🤖 AI Summary
Existing time-varying Bayesian optimization (TVBO) methods for optimizing expensive, black-box functions with temporal dynamics lack theoretical guarantees or rely on overly restrictive assumptions.
Method: We establish the first asymptotic cumulative regret bound for TVBO under realistic, mild assumptions—specifically, bounded function variation rate—and derive both an algorithm-independent lower bound and a universal upper bound. Based on these theoretical results, we propose BOLT, a novel TVBO algorithm integrating Gaussian process modeling, dynamic regret analysis, and an adaptive acquisition function—without requiring prior knowledge of the change pattern.

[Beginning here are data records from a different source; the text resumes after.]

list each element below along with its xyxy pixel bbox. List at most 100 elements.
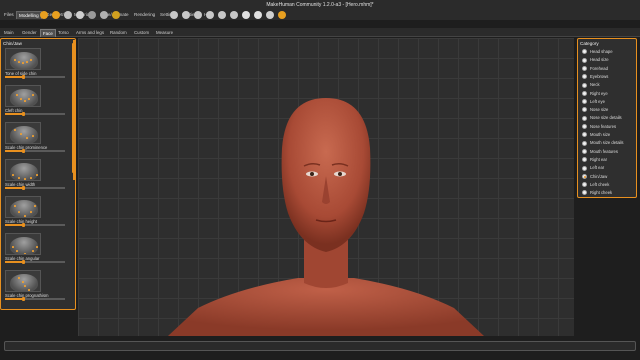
category-head-size[interactable]: Head size [582, 56, 609, 63]
top-view-icon[interactable] [218, 11, 226, 19]
slider-handle[interactable] [21, 75, 25, 79]
radio-button[interactable] [582, 173, 587, 179]
radio-button[interactable] [582, 124, 587, 130]
screenshot-icon[interactable] [266, 11, 274, 19]
category-label: Left ear [590, 165, 605, 171]
menu-tab-modelling[interactable]: Modelling [16, 11, 42, 19]
category-label: Left cheek [590, 181, 610, 187]
category-mouth-features[interactable]: Mouth features [582, 148, 618, 155]
pose-icon[interactable] [112, 11, 120, 19]
category-left-ear[interactable]: Left ear [582, 164, 604, 171]
category-left-eye[interactable]: Left eye [582, 98, 605, 105]
category-left-cheek[interactable]: Left cheek [582, 181, 609, 188]
slider-track[interactable] [5, 112, 65, 116]
category-mouth-size-details[interactable]: Mouth size details [582, 139, 624, 146]
radio-button[interactable] [582, 115, 587, 121]
radio-button[interactable] [582, 74, 587, 80]
slider-handle[interactable] [21, 223, 25, 227]
radio-button[interactable] [582, 107, 587, 113]
category-eyebrows[interactable]: Eyebrows [582, 73, 608, 80]
grid-icon[interactable] [254, 11, 262, 19]
slider-track[interactable] [5, 75, 65, 79]
radio-button[interactable] [582, 182, 587, 188]
redo-icon[interactable] [52, 11, 60, 19]
radio-button[interactable] [582, 140, 587, 146]
menu-tab-rendering[interactable]: Rendering [132, 11, 157, 19]
category-nose-size-details[interactable]: Nose size details [582, 114, 622, 121]
tab-arms-and-legs[interactable]: Arms and legs [74, 29, 106, 37]
slider-handle[interactable] [21, 149, 25, 153]
radio-button[interactable] [582, 57, 587, 63]
tab-custom[interactable]: Custom [132, 29, 151, 37]
icon-toolbar [0, 11, 640, 28]
background-icon[interactable] [100, 11, 108, 19]
tab-face[interactable]: Face [40, 29, 56, 37]
category-label: Right eye [590, 90, 608, 96]
bottom-view-icon[interactable] [230, 11, 238, 19]
radio-button[interactable] [582, 157, 587, 163]
category-forehead[interactable]: Forehead [582, 65, 608, 72]
category-right-eye[interactable]: Right eye [582, 90, 608, 97]
3d-viewport[interactable] [78, 38, 574, 336]
slider-track[interactable] [5, 149, 65, 153]
tab-random[interactable]: Random [108, 29, 129, 37]
help-icon[interactable] [278, 11, 286, 19]
radio-button[interactable] [582, 190, 587, 196]
front-view-icon[interactable] [170, 11, 178, 19]
radio-button[interactable] [582, 82, 587, 88]
radio-button[interactable] [582, 49, 587, 55]
tab-torso[interactable]: Torso [56, 29, 71, 37]
radio-button[interactable] [582, 99, 587, 105]
category-panel: Category Head shape Head size Forehead Eyeb… [577, 38, 637, 198]
category-head-shape[interactable]: Head shape [582, 48, 613, 55]
right-view-icon[interactable] [206, 11, 214, 19]
tab-gender[interactable]: Gender [20, 29, 39, 37]
category-chin-jaw[interactable]: Chin/Jaw [582, 173, 607, 180]
slider-track[interactable] [5, 260, 65, 264]
reset-camera-icon[interactable] [242, 11, 250, 19]
radio-button[interactable] [582, 165, 587, 171]
smooth-icon[interactable] [76, 11, 84, 19]
slider-handle[interactable] [21, 297, 25, 301]
slider-track[interactable] [5, 186, 65, 190]
slider-handle[interactable] [21, 260, 25, 264]
slider-scrollbar[interactable] [73, 40, 75, 180]
category-label: Nose features [590, 123, 617, 129]
radio-button[interactable] [582, 148, 587, 154]
slider-handle[interactable] [21, 112, 25, 116]
radio-button[interactable] [582, 90, 587, 96]
category-mouth-size[interactable]: Mouth size [582, 131, 610, 138]
radio-button[interactable] [582, 65, 587, 71]
slider-preview-image [5, 85, 41, 107]
slider-track[interactable] [5, 223, 65, 227]
tab-measure[interactable]: Measure [154, 29, 175, 37]
panel-title: Chin/Jaw [3, 41, 22, 46]
reset-icon[interactable] [64, 11, 72, 19]
category-label: Mouth size [590, 132, 611, 137]
wireframe-icon[interactable] [88, 11, 96, 19]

Results: BOLT achieves statistically significant improvements over state-of-the-art TVBO methods on synthetic benchmarks and real-world time-varying tasks, including hyperparameter tuning and robot control. Our theoretical framework yields general design principles for TVBO, and empirical validation confirms both the practical efficacy and theoretical soundness of the approach.
📝 Abstract
Time-Varying Bayesian Optimization (TVBO) is the go-to framework for optimizing a time-varying, expensive, noisy black-box function. However, most of the solutions proposed so far either rely on unrealistic assumptions on the nature of the objective function or do not offer any theoretical guarantees. We propose the first analysis that asymptotically bounds the cumulative regret of TVBO algorithms under mild and realistic assumptions only. In particular, we provide an algorithm-independent lower regret bound and an upper regret bound that holds for a large class of TVBO algorithms. Based on this analysis, we formulate recommendations for TVBO algorithms and show how an algorithm (BOLT) that follows them performs better than the state-of-the-art of TVBO through experiments on synthetic and real-world problems.